Stunned, I lower my hand. Can the bug hear me when I speak aloud? “But what—”
“You’re in big trouble, dittolad. But I’ve got your location. I’m heading there now, with one of your greens. We’ll get you out of this mess.”
“What mess?” I demand. “Do you know what’s going on?”
“I’ll explain shortly. Just don’t do anything!”
The tech glances up from his station.
“Did you say something? We’re almost ready here.”
“I’m just getting a diagnostic scan,” I tell the bug in my ear. “Right here by one of the assembly—”
“Don’t do that!” Pal’s voice bellows. “Whatever you’re carrying may be primed to go off when you pass a security scanner.”
“But I already pass
ed through one, at the main entrance—”
“Then a second scan may be the activation signal.”
Abruptly, it makes sense. If Gineen and Irene planted something deadly in me, they’d maximize damage by delaying ignition, either with a timer or by setting it to go off when I pass a second scan, somewhere deep inside … say upon entering the research wing, which I almost did just minutes ago.

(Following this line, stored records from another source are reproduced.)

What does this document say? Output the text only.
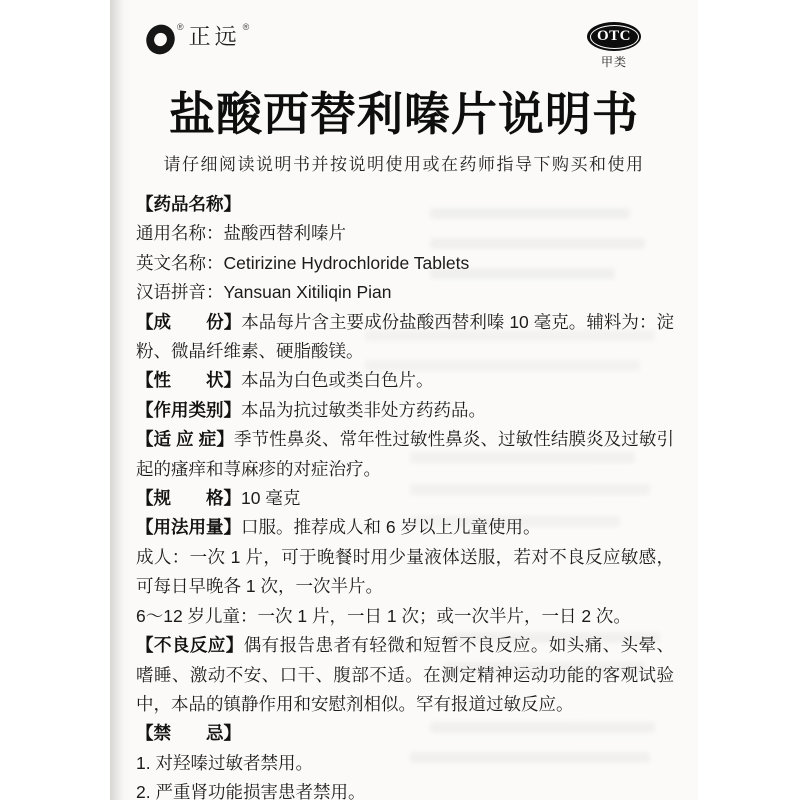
® 正远 ®
OTC
甲类
盐酸西替利嗪片说明书
请仔细阅读说明书并按说明使用或在药师指导下购买和使用

【药品名称】

通用名称：盐酸西替利嗪片

英文名称：Cetirizine Hydrochloride Tablets

汉语拼音：Yansuan Xitiliqin Pian

【成　　份】本品每片含主要成份盐酸西替利嗪 10 毫克。辅料为：淀粉、微晶纤维素、硬脂酸镁。

【性　　状】本品为白色或类白色片。

【作用类别】本品为抗过敏类非处方药药品。

【适 应 症】季节性鼻炎、常年性过敏性鼻炎、过敏性结膜炎及过敏引起的瘙痒和荨麻疹的对症治疗。

【规　　格】10 毫克

【用法用量】口服。推荐成人和 6 岁以上儿童使用。

成人：一次 1 片，可于晚餐时用少量液体送服，若对不良反应敏感，可每日早晚各 1 次，一次半片。

6～12 岁儿童：一次 1 片，一日 1 次；或一次半片，一日 2 次。

【不良反应】偶有报告患者有轻微和短暂不良反应。如头痛、头晕、嗜睡、激动不安、口干、腹部不适。在测定精神运动功能的客观试验中，本品的镇静作用和安慰剂相似。罕有报道过敏反应。

【禁　　忌】

1. 对羟嗪过敏者禁用。

2. 严重肾功能损害患者禁用。
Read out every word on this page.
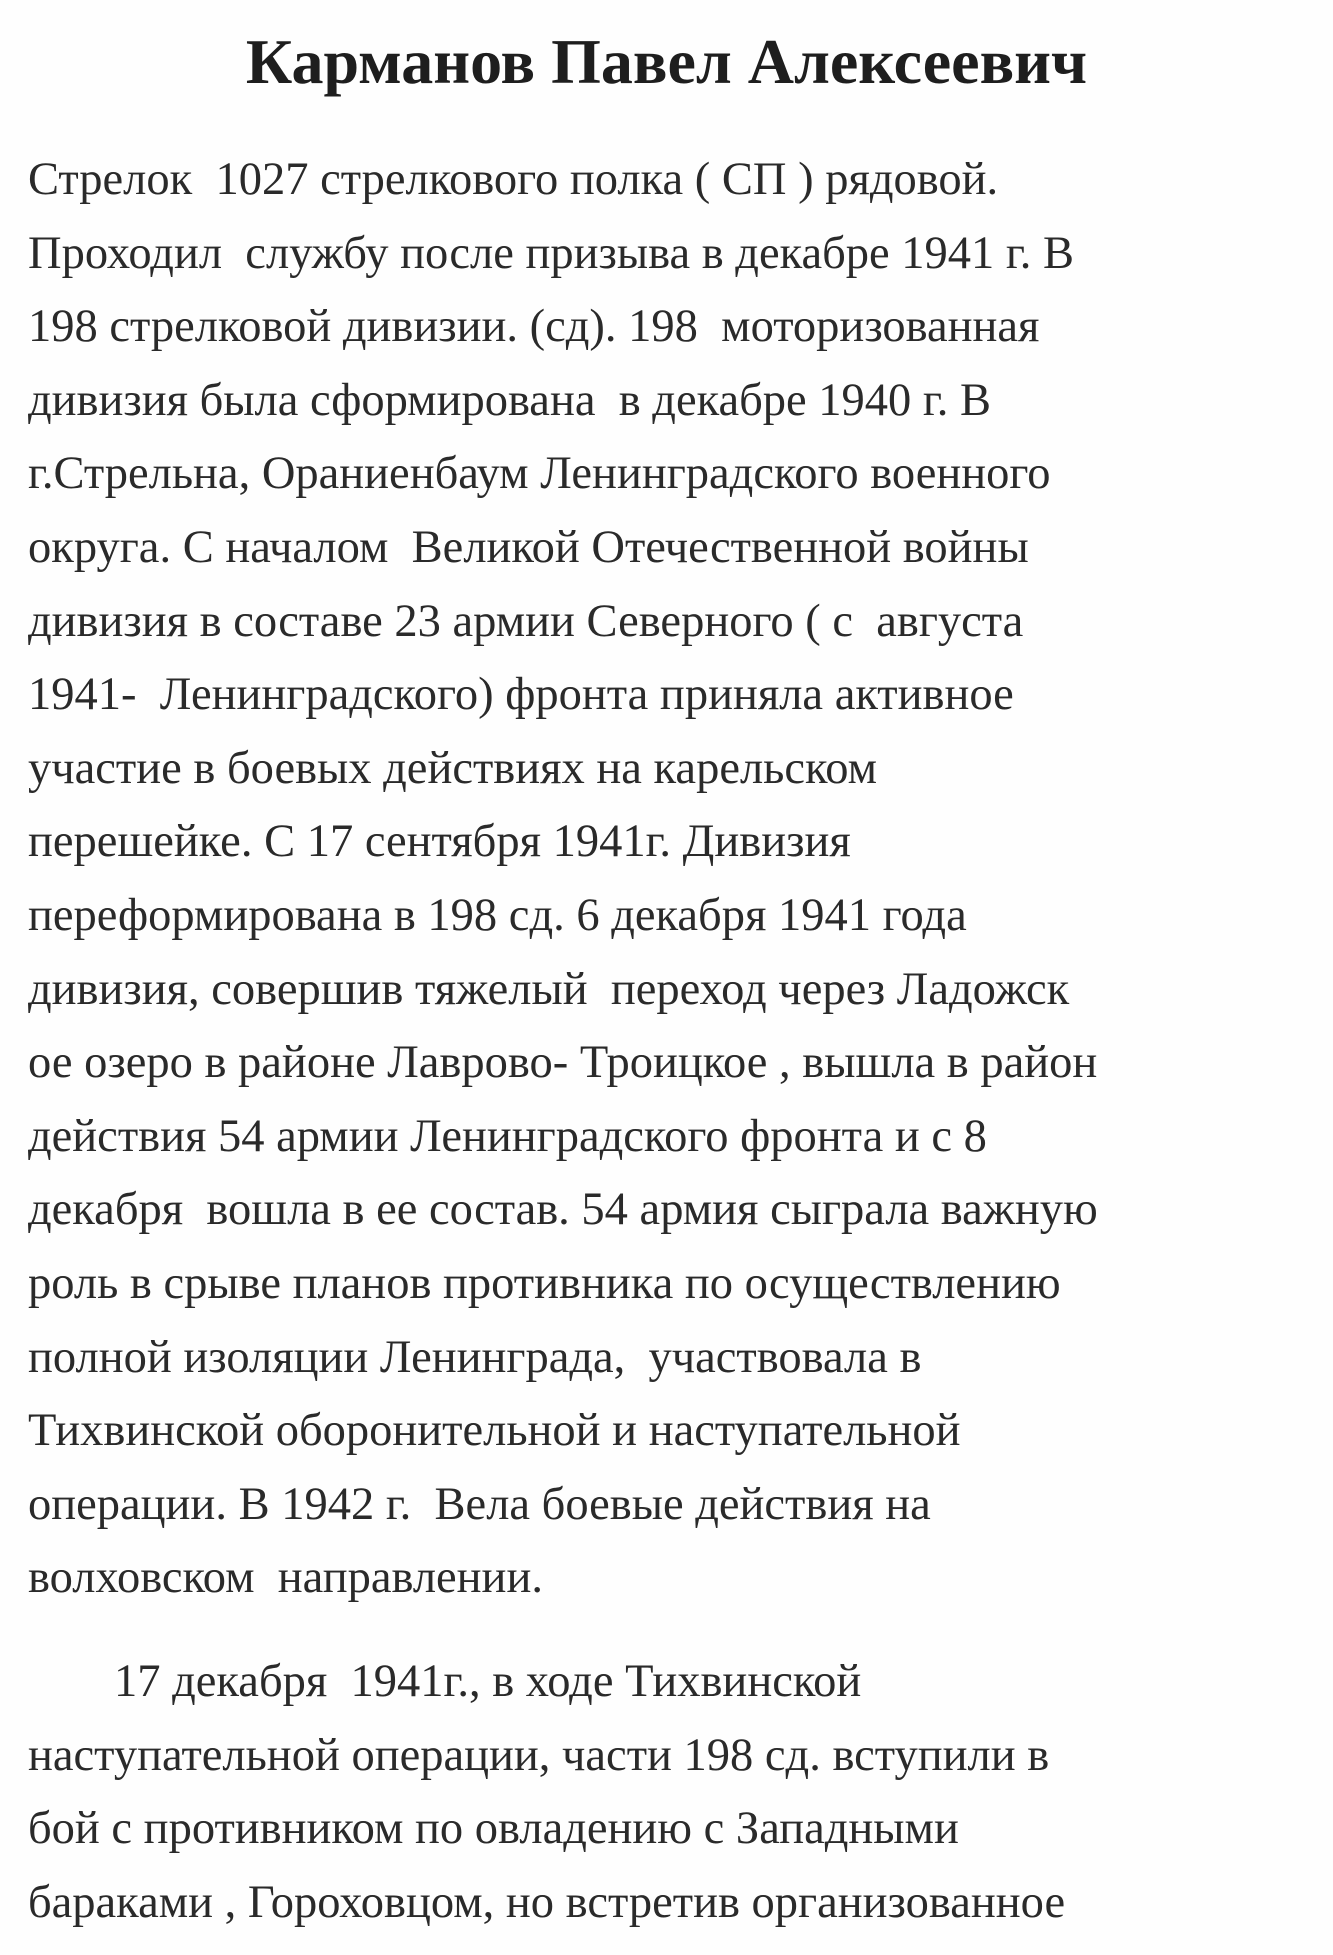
Карманов Павел Алексеевич
Стрелок  1027 стрелкового полка ( СП ) рядовой.
Проходил  службу после призыва в декабре 1941 г. В
198 стрелковой дивизии. (сд). 198  моторизованная
дивизия была сформирована  в декабре 1940 г. В
г.Стрельна, Ораниенбаум Ленинградского военного
округа. С началом  Великой Отечественной войны
дивизия в составе 23 армии Северного ( с  августа
1941-  Ленинградского) фронта приняла активное
участие в боевых действиях на карельском
перешейке. С 17 сентября 1941г. Дивизия
переформирована в 198 сд. 6 декабря 1941 года
дивизия, совершив тяжелый  переход через Ладожск
ое озеро в районе Лаврово- Троицкое , вышла в район
действия 54 армии Ленинградского фронта и с 8
декабря  вошла в ее состав. 54 армия сыграла важную
роль в срыве планов противника по осуществлению
полной изоляции Ленинграда,  участвовала в
Тихвинской оборонительной и наступательной
операции. В 1942 г.  Вела боевые действия на
волховском  направлении.
17 декабря  1941г., в ходе Тихвинской
наступательной операции, части 198 сд. вступили в
бой с противником по овладению с Западными
бараками , Гороховцом, но встретив организованное
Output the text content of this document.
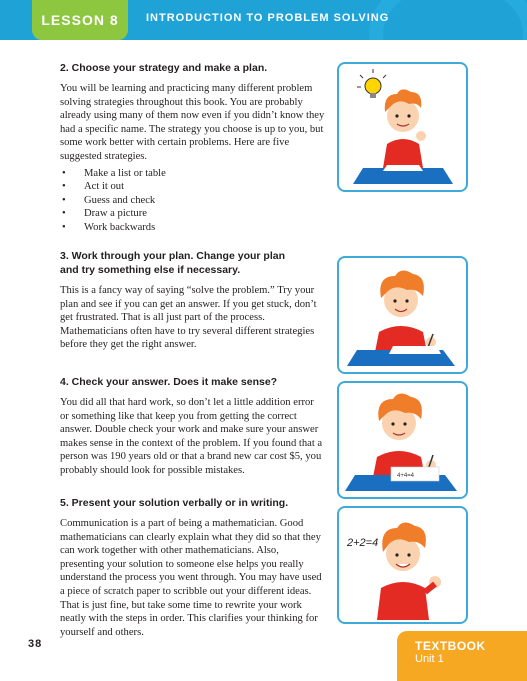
LESSON 8	INTRODUCTION TO PROBLEM SOLVING
2. Choose your strategy and make a plan.

You will be learning and practicing many different problem solving strategies throughout this book. You are probably already using many of them now even if you didn’t know they had a specific name. The strategy you choose is up to you, but some work better with certain problems. Here are five suggested strategies.

• Make a list or table
• Act it out
• Guess and check
• Draw a picture
• Work backwards
3. Work through your plan. Change your plan
and try something else if necessary.

This is a fancy way of saying “solve the problem.” Try your plan and see if you can get an answer. If you get stuck, don’t get frustrated. That is all just part of the process. Mathematicians often have to try several different strategies before they get the right answer.

4. Check your answer. Does it make sense?

You did all that hard work, so don’t let a little addition error or something like that keep you from getting the correct answer. Double check your work and make sure your answer makes sense in the context of the problem. If you found that a person was 190 years old or that a brand new car cost $5, you probably should look for possible mistakes.

5. Present your solution verbally or in writing.

Communication is a part of being a mathematician. Good mathematicians can clearly explain what they did so that they can work together with other mathematicians. Also, presenting your solution to someone else helps you really understand the process you went through. You may have used a piece of scratch paper to scribble out your different ideas. That is just fine, but take some time to rewrite your work neatly with the steps in order. This clarifies your thinking for yourself and others.

4+4=4
2+2=4
38	TEXTBOOK
Unit 1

“Stop!” I cry — as the technician pulls a switch.
… things … happening very fast …
… apply surge energy … shift subjective time … trade lifespan for rapid thoughts.
Darting aside to escape the beam, I can already tell it’s too late. The scan-tingle hits me. The bulge in my side reacts. I brace for an explosion.
“Say, you’re right!” the technician says. “There is something inside, but — where are you going?”
Running now. A blur of surge action.
It’s not a simple bomb, or I’d be a billion flaming pieces now. But something’s churning within me and I don’t like it a bit.
Pal’s bug writhes in my ear.
“Head for the loading dock!” it shouts. “We’ll meet you there.”
Ahead, beyond giant machines ship-wrapping ditto blanks in airgel cocoons, I glimpse truck headlights moving through the lowering night. Picturing the anthill mound of UK HQ, I dare hope — If I can just get outside, will that foil the maestra’s plan? Outdoor explosions do less harm.
But it’s not a bomb. I sense fizzing heat. The scan set off complex chemical reactions. Programmed synthesis, perhaps manufacturing a tailored nanoparasite or destroyer prion. Running outside might spare UK only to put the city in peril!
Pal shouts in my ear to turn left. So I do.
I can feel the wall cameras, their passive eyes recording. No time to stop and shout my innocence — I didn’t know! Only actions can speak for Albert Morris now. To keep him out of jail, I kick in my reserves.
Ahead, the loading docks. Gel-wrapped ditto blanks slide into pneumatic tubes, departing for distant customers with a sucking whoosh. Giant forklifts — huffing and puffing — haul larger models onto trucks.